Friday, July 31, 2020

Star Quest: All That Remains by Patricia Macomber review

    STAR QUEST: ALL THAT REMAINS is the second book in the STAR QUEST series by Patricia Lee Macomber. The Star Quest series is a idealized Star Trek-esque space opera about the first human interstellar starship. It is sent out into the Great Beyond after mankind barely manages to repel an alien invasion. It has a ANOTHER LIFE and STAR TREK: ENTERPRISE-esque feel, though far more entertaining than both are for me.

    Captain Hunter and the crew of the Endeavor are really good Federation-esque citizens, which contributes to its Star Trek pastiche-esque flabor. This isn't an insult but a compliment as Star Trek is one of the most influential series of all time but very few science fiction series really "get it." Too often, they get it only superficially similar or outright invert its themes to something more cynical.

    Star Quest really is an homage the way THE ORVILLE is but lacking Seth MacFarland's toilet humor. Instead, this is coming from a place of love and really shows with every page. It's about a bunch of scientists and explorers treading into the unknown in order to see what is out there. They're also just really nice people and that has a lot of merit to it by itself.

    They may not be the most dynamic or flawed bunch but I could easily imagine myself watching a Amazon or Netflix show about them. After having watched endless parades of antiheroes, its nice to have a bunch of people without overwhelming amounts of baggage.

    This book deals with the crew coming across a space vessel where the entire crew has seemingly died for no reason. It's a classic sci-fi TV plot and Patricia Macomber gives her own spin on the ghost vessel storyline. It also climaxed in a way that I felt was very true to the setting and themes that the Star Quest series is apparently working on.
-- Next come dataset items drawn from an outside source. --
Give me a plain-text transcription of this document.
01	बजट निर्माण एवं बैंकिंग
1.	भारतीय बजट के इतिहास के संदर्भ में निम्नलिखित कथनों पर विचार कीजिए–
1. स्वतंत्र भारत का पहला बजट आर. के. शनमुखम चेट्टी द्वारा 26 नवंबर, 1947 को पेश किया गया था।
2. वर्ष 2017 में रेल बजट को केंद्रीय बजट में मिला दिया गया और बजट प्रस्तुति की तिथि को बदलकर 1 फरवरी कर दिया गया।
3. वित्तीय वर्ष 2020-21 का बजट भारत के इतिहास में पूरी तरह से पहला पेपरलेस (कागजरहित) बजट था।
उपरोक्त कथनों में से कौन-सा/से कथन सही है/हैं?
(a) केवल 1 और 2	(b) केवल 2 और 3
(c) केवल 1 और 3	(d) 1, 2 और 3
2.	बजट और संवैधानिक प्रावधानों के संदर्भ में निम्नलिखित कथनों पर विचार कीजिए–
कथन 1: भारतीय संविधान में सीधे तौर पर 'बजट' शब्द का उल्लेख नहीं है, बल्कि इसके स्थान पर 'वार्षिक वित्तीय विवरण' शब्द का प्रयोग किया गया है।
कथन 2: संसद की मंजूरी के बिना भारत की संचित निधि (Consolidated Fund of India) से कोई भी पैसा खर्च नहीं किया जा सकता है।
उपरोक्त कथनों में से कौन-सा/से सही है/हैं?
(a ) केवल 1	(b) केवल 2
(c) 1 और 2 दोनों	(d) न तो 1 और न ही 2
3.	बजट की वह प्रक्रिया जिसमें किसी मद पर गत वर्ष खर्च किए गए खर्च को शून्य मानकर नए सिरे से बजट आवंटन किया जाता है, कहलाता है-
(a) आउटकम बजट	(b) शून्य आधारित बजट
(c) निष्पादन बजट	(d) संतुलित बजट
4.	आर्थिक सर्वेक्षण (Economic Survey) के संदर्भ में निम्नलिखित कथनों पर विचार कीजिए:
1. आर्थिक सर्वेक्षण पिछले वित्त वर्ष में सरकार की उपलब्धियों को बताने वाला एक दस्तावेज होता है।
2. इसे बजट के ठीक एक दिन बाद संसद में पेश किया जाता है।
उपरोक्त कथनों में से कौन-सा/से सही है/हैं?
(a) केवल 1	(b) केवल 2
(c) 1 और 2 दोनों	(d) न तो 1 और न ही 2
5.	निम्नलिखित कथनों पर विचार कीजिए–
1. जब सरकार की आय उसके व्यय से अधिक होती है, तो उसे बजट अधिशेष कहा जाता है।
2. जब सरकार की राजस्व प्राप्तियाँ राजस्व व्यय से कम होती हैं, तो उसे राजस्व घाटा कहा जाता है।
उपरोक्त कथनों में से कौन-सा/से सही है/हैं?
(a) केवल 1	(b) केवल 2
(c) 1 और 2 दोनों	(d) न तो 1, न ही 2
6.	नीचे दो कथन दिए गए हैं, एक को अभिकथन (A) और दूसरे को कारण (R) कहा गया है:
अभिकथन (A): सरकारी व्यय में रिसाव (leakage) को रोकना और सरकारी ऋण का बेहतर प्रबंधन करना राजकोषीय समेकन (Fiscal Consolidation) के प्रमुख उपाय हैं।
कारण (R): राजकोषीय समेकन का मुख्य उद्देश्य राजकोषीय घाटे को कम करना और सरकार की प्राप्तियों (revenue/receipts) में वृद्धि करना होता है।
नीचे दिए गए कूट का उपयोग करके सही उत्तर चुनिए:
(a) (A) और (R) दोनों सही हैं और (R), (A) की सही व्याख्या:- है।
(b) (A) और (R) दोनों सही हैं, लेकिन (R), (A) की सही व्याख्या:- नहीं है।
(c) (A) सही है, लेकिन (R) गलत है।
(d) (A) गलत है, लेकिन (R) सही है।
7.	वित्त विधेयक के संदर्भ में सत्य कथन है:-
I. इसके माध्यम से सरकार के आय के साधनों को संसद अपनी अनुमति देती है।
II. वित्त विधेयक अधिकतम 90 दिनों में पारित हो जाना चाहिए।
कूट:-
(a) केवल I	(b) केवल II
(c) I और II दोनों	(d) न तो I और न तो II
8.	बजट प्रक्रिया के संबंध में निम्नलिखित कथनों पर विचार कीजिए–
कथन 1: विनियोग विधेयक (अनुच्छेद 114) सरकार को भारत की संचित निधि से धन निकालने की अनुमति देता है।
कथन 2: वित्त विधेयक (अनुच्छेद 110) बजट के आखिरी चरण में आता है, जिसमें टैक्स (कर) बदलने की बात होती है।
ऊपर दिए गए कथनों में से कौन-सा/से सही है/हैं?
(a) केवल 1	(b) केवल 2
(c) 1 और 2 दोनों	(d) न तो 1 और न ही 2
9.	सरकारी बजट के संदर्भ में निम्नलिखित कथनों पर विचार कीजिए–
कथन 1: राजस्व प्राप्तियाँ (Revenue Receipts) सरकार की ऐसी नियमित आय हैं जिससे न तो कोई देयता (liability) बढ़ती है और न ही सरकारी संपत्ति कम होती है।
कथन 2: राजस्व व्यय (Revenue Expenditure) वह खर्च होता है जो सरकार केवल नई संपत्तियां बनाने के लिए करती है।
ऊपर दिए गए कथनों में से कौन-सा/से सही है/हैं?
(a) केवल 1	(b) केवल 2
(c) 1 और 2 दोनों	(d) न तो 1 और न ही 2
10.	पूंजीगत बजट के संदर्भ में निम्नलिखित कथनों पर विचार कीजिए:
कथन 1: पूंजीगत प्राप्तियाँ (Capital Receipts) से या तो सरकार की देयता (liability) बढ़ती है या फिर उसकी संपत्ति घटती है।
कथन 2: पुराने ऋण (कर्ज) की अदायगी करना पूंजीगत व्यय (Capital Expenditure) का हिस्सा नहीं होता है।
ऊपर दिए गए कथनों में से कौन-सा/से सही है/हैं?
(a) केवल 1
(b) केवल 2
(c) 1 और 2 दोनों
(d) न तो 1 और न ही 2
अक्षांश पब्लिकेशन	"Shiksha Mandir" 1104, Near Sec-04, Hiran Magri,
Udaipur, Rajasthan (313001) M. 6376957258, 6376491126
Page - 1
    If I had one small complaint about the book, it feels more like the next episode of the Star Quest television series than the next book in an ongoing literature series. That's not necessarily a bad thing as I love Peter David's NEW FRONTIERS books that were similarly self-contained science fiction adventures. I wouldn't mind a bit more character development, though. Either way, this was a solid and entertaining story.